SYSYApr 21

Quantitative Verification of Finite-Time Constrained Occupation Measures for Continuous-time Stochastic Systems

arXiv:2604.1901440.2h-index: 3
AI Analysis

For control engineers designing autonomous systems with cumulative temporal requirements, this provides a new verification method for a previously unaddressed problem class.

This paper proposes a barrier-certificate framework to compute rigorous upper and lower bounds on the probability that a stochastic system satisfies finite-time constrained occupation specifications, validated via numerical examples.

This paper addresses the quantitative verification of finite-time constrained occupation time for stochastic continuous-time systems governed by stochastic differential equations (SDEs). Unlike classical reachability analysis, which focuses on single-event properties such as entering a target set, many autonomous tasks-including surveillance, wireless charging, and chemical mixing-require a system to accumulate a prescribed duration within a target region while strictly maintaining safety constraints.
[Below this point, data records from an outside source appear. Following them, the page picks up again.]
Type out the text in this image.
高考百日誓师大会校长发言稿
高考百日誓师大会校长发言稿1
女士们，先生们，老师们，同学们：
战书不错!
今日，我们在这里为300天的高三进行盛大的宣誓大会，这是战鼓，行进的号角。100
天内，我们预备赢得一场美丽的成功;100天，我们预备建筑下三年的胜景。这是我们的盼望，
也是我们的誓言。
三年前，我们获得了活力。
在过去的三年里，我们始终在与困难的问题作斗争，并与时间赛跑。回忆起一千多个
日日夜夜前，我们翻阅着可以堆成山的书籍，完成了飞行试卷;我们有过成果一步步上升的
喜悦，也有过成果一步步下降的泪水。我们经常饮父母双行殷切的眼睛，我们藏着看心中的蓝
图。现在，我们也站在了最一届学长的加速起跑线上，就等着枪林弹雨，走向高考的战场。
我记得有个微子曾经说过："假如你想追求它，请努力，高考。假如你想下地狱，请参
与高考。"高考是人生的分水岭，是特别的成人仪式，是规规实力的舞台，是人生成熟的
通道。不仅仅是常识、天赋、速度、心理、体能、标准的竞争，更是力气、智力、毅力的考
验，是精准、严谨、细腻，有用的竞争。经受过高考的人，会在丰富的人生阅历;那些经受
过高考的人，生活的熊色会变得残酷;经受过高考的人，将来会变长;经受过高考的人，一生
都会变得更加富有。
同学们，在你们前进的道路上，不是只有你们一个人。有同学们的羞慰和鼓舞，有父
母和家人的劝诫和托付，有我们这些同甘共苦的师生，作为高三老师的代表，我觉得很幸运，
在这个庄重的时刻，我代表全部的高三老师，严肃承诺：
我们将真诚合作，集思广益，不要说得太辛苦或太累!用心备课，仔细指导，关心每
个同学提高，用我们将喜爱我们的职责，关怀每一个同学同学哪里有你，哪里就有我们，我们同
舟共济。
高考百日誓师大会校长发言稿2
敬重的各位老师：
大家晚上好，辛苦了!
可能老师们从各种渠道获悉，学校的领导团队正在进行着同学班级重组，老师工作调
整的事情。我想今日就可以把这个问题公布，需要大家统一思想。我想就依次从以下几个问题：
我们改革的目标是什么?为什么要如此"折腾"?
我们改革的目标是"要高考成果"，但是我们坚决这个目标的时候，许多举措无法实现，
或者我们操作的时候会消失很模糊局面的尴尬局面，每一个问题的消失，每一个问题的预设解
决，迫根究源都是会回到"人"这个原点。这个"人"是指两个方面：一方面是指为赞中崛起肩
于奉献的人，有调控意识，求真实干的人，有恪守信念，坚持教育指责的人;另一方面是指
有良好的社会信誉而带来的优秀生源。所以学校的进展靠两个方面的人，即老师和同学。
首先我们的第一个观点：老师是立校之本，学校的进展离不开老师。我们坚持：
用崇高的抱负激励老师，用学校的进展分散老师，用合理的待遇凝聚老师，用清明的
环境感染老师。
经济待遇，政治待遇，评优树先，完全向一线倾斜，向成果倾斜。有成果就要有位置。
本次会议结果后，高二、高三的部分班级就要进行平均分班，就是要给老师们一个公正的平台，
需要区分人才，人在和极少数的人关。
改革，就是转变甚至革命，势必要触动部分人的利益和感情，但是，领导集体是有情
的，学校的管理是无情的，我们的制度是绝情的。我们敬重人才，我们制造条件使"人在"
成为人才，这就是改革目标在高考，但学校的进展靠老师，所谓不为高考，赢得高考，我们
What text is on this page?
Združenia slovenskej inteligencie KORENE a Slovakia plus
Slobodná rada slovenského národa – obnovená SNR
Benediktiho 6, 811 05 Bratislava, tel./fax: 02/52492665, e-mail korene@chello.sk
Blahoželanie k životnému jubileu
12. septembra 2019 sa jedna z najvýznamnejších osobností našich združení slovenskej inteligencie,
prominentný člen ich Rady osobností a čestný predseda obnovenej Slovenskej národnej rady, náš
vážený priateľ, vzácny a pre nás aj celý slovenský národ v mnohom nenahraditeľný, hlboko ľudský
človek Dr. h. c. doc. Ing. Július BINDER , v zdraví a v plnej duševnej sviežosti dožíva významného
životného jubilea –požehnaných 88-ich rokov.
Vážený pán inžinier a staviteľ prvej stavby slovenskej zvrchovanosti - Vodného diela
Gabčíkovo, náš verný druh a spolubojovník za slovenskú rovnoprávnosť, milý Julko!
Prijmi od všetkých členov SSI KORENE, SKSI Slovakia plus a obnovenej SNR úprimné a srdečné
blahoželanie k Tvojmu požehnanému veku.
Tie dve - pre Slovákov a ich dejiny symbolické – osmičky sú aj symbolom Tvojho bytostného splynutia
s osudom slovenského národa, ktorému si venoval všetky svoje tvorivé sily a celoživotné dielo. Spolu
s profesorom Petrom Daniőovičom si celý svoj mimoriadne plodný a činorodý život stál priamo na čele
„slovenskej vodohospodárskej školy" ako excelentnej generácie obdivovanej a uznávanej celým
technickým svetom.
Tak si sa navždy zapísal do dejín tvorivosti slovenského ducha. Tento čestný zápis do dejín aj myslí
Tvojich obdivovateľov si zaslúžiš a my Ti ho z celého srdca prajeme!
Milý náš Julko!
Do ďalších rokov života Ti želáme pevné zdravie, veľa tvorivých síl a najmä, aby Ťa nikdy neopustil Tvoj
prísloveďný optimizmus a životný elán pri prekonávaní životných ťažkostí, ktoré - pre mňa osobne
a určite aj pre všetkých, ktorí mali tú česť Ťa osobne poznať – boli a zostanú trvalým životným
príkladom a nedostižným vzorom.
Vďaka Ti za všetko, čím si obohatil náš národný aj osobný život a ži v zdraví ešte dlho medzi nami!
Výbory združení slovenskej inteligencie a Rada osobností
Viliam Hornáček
We propose a barrier-certificate framework to compute rigorous upper and lower bounds on the probability that such cumulative specifications are satisfied over a finite time horizon. By introducing a stopped process that freezes the system once it reaches the boundary of the safe set, we derive three classes of certificates: one for upper bounds and two for lower bounds. The proposed approaches are validated through numerical examples implemented using semidefinite programming.